Whatever happens in his French Open semi-final against Dominic Thiem, Italian Marco Cecchinato believes his life will never be the same again.
Cecchinato, who was suspended for match-fixing two years ago, before his ban was overturned on appeal, arrived in Paris having not won a single Grand Slam match.
Yesterday, he became the first Italian to reach the last four at a major in 40 years by beating 12-times Grand Slam champion and 2016 Roland Garros winner Novak Djokovic on Court Suzanne Lenglen.
"I think it's changed my life. So after Roland Garros, I need some rest and to realise the moment, and we will see my life," said the world number 72, the lowest-ranked player to reach this stage at Roland Garros since Andrei Medvedev in 1999.
To achieve that feat, Cecchinato, who in 2016 was suspended for 18 months for match fixing before his ban was lifted following a successful appeal, displayed an impressive range of claycourt tennis skills.
"It's tough to describe my feelings," he said.
"Because now I need to realise the moment, because I will play the semi-final in Roland Garros.
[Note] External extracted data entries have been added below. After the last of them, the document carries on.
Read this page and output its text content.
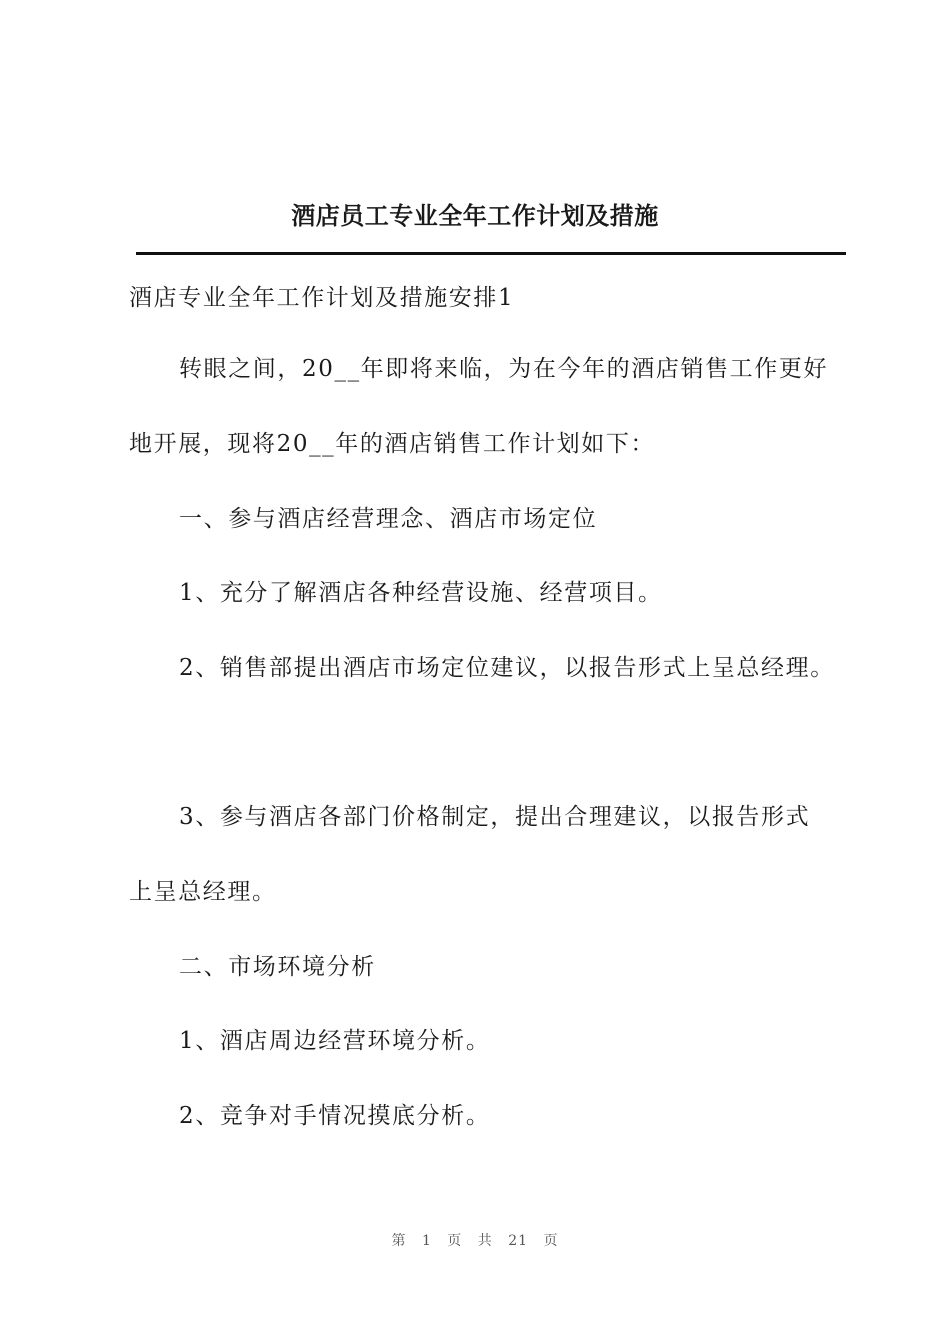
酒店员工专业全年工作计划及措施
酒店专业全年工作计划及措施安排1
转眼之间，20__年即将来临，为在今年的酒店销售工作更好
地开展，现将20__年的酒店销售工作计划如下：
一、参与酒店经营理念、酒店市场定位
1、充分了解酒店各种经营设施、经营项目。
2、销售部提出酒店市场定位建议，以报告形式上呈总经理。
3、参与酒店各部门价格制定，提出合理建议，以报告形式
上呈总经理。
二、市场环境分析
1、酒店周边经营环境分析。
2、竞争对手情况摸底分析。
第 1 页 共 21 页
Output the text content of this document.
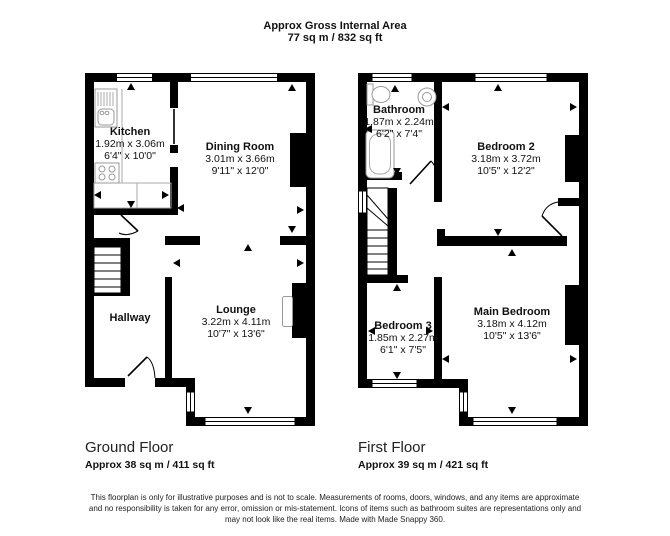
Approx Gross Internal Area
77 sq m / 832 sq ft
Kitchen
1.92m x 3.06m
6'4" x 10'0"
Dining Room
3.01m x 3.66m
9'11" x 12'0"
Hallway
Lounge
3.22m x 4.11m
10'7" x 13'6"
Bathroom
1.87m x 2.24m
6'2" x 7'4"
Bedroom 2
3.18m x 3.72m
10'5" x 12'2"
Bedroom 3
1.85m x 2.27m
6'1" x 7'5"
Main Bedroom
3.18m x 4.12m
10'5" x 13'6"
Ground Floor
Approx 38 sq m / 411 sq ft
First Floor
Approx 39 sq m / 421 sq ft
This floorplan is only for illustrative purposes and is not to scale. Measurements of rooms, doors, windows, and any items are approximate
and no responsibility is taken for any error, omission or mis-statement. Icons of items such as bathroom suites are representations only and
may not look like the real items. Made with Made Snappy 360.
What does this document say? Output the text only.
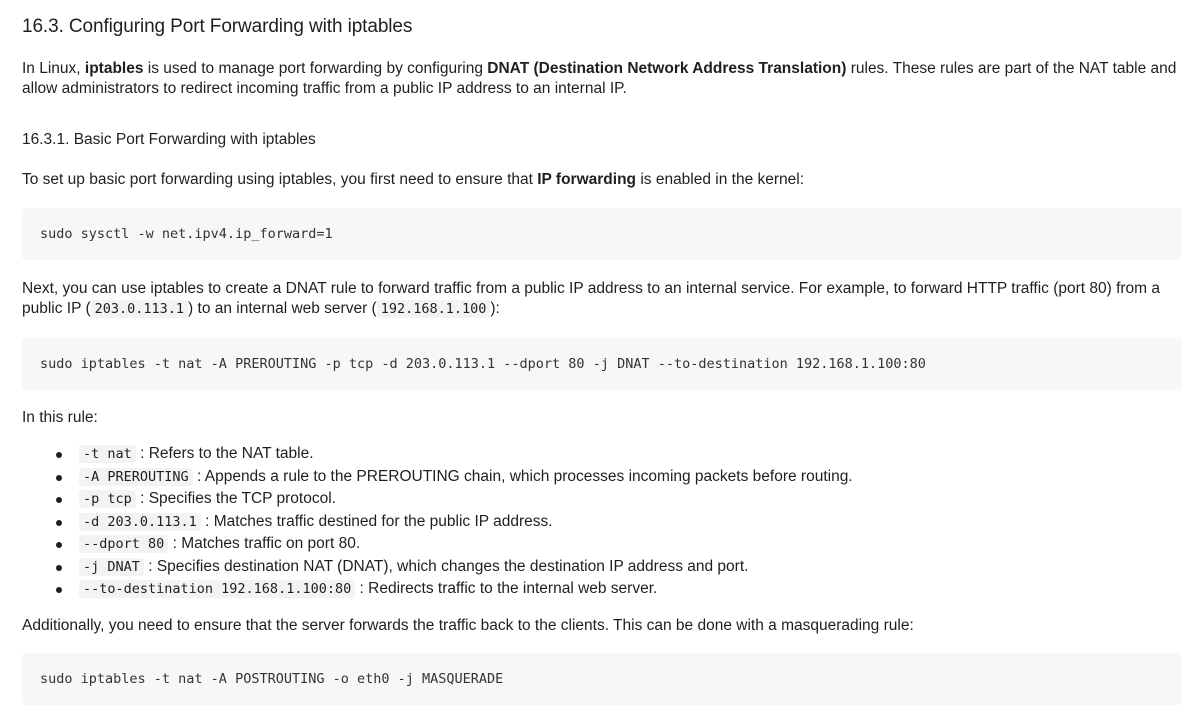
16.3. Configuring Port Forwarding with iptables

In Linux, iptables is used to manage port forwarding by configuring DNAT (Destination Network Address Translation) rules. These rules are part of the NAT table and allow administrators to redirect incoming traffic from a public IP address to an internal IP.

16.3.1. Basic Port Forwarding with iptables

To set up basic port forwarding using iptables, you first need to ensure that IP forwarding is enabled in the kernel:

sudo sysctl -w net.ipv4.ip_forward=1

Next, you can use iptables to create a DNAT rule to forward traffic from a public IP address to an internal service. For example, to forward HTTP traffic (port 80) from a public IP ( 203.0.113.1 ) to an internal web server ( 192.168.1.100 ):

sudo iptables -t nat -A PREROUTING -p tcp -d 203.0.113.1 --dport 80 -j DNAT --to-destination 192.168.1.100:80

In this rule:

-t nat : Refers to the NAT table.
-A PREROUTING : Appends a rule to the PREROUTING chain, which processes incoming packets before routing.
-p tcp : Specifies the TCP protocol.
-d 203.0.113.1 : Matches traffic destined for the public IP address.
--dport 80 : Matches traffic on port 80.
-j DNAT : Specifies destination NAT (DNAT), which changes the destination IP address and port.
--to-destination 192.168.1.100:80 : Redirects traffic to the internal web server.

Additionally, you need to ensure that the server forwards the traffic back to the clients. This can be done with a masquerading rule:

sudo iptables -t nat -A POSTROUTING -o eth0 -j MASQUERADE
It is tough to talk about my emotions, very tough."
Djokovic said he does not know if will play the grasscourt season after this defeat in which he was treated for neck pain. "I don't know if I'm going to play on grass," the Serb said minutes after walking off court.
Next up for Sicilian Cecchinato is Austrian Thiem, the last man to beat claycourt master and 10-times French Open champion Rafa Nadal on his favourite surface.
Thiem came through thanks to a 6-4 6-2 6-1 demolition of injured second seed Alexander Zverev of Germany.
He will be wary of Cecchinato, though.
"Cecchinato is full of confidence, probably the most confident player out there right now," he said.